Hung Truong: The Blog!

Conditional GETs in App Engine

December 01, 2010 | 1 Minute Read

I’m currently working on an app in Google App Engine that polls feeds periodically and then does stuff with them. I suppose I could use that pubsubhubbub thingy but I have a feeling that most feeds aren’t using this yet.

Anyway, I did a quick naive implementation of polling about every hour or so. Apparently the feed parser I’m using is pretty inefficient because it’s eating up a lot of resources (relatively speaking) on App Engine. I remembered that the http protocol is pretty smart, and there’s a way to figure out if stuff has changed since the last time you grabbed it.
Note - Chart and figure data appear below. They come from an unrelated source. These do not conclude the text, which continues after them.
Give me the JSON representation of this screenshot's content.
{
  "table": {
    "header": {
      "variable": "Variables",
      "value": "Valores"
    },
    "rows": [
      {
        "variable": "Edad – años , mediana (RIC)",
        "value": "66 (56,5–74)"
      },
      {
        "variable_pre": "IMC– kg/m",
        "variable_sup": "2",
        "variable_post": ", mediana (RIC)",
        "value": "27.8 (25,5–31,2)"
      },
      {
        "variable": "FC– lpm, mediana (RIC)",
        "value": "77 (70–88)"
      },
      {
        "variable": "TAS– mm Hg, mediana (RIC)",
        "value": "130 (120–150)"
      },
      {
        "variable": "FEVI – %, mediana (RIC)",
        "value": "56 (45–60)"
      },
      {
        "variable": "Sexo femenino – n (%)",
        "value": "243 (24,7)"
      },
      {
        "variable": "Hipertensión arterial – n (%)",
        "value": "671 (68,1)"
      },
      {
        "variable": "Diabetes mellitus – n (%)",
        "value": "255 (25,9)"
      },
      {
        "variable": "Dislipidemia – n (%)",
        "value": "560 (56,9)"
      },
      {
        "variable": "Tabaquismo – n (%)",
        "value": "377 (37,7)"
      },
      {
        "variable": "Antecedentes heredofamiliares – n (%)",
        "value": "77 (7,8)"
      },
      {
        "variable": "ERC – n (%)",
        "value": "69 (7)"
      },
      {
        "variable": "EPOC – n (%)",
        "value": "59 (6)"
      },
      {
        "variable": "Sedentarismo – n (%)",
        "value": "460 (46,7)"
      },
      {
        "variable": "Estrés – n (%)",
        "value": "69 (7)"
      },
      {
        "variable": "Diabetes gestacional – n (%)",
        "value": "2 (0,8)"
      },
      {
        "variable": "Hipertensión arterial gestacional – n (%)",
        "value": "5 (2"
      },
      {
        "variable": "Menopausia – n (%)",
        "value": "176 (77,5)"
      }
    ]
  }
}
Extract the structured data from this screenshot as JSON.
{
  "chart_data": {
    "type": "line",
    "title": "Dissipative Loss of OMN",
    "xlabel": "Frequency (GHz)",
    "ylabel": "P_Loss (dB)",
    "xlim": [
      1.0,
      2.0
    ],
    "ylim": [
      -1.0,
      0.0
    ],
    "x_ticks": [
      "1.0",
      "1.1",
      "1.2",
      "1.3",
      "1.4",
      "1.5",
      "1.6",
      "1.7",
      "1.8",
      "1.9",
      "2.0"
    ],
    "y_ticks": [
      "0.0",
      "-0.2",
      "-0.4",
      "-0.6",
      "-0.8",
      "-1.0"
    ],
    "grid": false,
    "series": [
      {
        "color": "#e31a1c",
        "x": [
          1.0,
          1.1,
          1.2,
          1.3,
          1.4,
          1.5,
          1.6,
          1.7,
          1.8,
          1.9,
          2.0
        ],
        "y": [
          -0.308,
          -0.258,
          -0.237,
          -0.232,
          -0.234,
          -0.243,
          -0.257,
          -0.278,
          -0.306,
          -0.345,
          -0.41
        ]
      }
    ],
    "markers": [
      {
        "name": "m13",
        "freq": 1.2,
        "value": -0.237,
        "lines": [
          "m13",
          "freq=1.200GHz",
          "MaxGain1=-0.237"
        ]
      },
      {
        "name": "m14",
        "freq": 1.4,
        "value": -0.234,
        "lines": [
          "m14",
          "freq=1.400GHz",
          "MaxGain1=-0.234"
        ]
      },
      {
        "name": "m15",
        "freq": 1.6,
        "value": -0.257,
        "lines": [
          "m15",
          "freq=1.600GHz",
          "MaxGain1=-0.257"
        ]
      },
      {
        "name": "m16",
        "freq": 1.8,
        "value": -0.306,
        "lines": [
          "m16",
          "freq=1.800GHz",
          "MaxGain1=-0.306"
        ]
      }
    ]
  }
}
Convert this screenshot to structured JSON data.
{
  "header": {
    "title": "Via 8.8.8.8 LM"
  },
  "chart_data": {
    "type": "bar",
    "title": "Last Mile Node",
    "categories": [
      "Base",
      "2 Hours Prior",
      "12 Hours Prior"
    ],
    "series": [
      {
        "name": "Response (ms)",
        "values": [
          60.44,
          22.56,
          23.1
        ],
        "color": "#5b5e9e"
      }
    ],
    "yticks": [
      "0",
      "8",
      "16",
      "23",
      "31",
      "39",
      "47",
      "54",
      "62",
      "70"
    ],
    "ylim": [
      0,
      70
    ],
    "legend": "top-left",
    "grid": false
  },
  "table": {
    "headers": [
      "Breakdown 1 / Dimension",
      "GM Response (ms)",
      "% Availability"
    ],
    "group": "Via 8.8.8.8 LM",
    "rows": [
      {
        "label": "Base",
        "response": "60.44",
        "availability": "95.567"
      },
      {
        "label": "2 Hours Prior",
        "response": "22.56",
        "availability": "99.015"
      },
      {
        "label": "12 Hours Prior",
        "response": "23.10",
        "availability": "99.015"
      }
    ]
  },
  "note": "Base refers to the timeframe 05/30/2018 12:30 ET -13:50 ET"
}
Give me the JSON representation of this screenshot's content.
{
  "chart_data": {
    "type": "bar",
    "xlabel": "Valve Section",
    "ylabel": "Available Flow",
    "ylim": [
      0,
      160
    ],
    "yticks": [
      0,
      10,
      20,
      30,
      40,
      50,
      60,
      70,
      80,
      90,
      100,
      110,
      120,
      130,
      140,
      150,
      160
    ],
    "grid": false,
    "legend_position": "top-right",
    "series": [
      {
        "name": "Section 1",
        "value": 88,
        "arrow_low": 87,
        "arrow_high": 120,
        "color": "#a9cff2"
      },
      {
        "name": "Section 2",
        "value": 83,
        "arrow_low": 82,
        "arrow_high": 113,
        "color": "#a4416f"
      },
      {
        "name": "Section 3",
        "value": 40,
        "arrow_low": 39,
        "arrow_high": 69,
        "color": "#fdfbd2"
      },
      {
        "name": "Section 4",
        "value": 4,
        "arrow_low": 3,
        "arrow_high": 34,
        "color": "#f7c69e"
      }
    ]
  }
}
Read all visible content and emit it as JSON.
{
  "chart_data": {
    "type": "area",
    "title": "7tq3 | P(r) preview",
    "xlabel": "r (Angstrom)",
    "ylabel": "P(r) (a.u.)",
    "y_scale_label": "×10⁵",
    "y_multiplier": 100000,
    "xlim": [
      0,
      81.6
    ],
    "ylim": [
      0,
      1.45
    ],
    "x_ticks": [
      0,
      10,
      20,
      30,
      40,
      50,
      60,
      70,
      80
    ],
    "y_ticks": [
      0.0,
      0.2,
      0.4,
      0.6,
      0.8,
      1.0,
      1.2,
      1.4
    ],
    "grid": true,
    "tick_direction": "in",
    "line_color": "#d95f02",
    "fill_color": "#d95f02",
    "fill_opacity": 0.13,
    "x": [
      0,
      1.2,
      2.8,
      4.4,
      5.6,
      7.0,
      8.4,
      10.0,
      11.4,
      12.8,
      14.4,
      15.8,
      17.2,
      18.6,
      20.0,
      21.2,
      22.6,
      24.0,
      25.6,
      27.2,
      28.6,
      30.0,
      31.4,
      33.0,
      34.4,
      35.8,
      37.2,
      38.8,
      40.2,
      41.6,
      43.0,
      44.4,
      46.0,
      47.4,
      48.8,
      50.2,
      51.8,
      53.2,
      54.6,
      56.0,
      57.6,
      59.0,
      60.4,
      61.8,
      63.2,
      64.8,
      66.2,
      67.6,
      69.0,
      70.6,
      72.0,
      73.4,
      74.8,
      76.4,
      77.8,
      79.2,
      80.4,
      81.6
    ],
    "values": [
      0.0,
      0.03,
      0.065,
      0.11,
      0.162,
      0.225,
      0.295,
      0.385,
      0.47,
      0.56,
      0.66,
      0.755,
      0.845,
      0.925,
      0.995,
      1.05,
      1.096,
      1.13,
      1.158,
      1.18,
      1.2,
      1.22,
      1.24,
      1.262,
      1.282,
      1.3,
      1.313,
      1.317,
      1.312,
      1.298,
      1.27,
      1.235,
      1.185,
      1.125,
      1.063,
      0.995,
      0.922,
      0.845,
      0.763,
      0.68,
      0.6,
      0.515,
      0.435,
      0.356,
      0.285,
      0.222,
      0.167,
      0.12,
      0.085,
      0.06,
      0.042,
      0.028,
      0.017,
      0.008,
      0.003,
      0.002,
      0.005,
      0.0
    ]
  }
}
Google’s urlfetch doesn’t seem to support conditional GETs (someone tell me if I am wrong). I looked around and found a few tutorials on how to accomplish this in Python using urllib2. The tutorials weren’t exactly what I wanted, so I had to change a few things here or there. Here’s a snippet of code that I’m using:

import urllib2
feed = Feed.get() #my feed object has a etag, last_modified and url property
req = urllib2.Request(url)
if feed.etag:
    req.add_header("If-None-Match", feed.etag)
if feed.last_modified:
    req.add_header("If-Modified-Since", feed.last_modified)
try:
    url_handle = urllib2.urlopen(req)
    content = url_handle.read()
    headers = url_handle.info()
    feed.etag = headers.getheader("ETag")
    feed.last_modified = headers.getheader("Last-Modified")
    feed.put()
except Exception, e:
    logging.info(e) #just says 304 didn't change
    return
dostuffwith(content)

This handles my use case, which is doing work if the feed is new, and ignoring it if it hasn’t been modified. I could probably wrap this into a function that returned false if it the file hadn’t changed, and the content if it was new… Probably will do that next.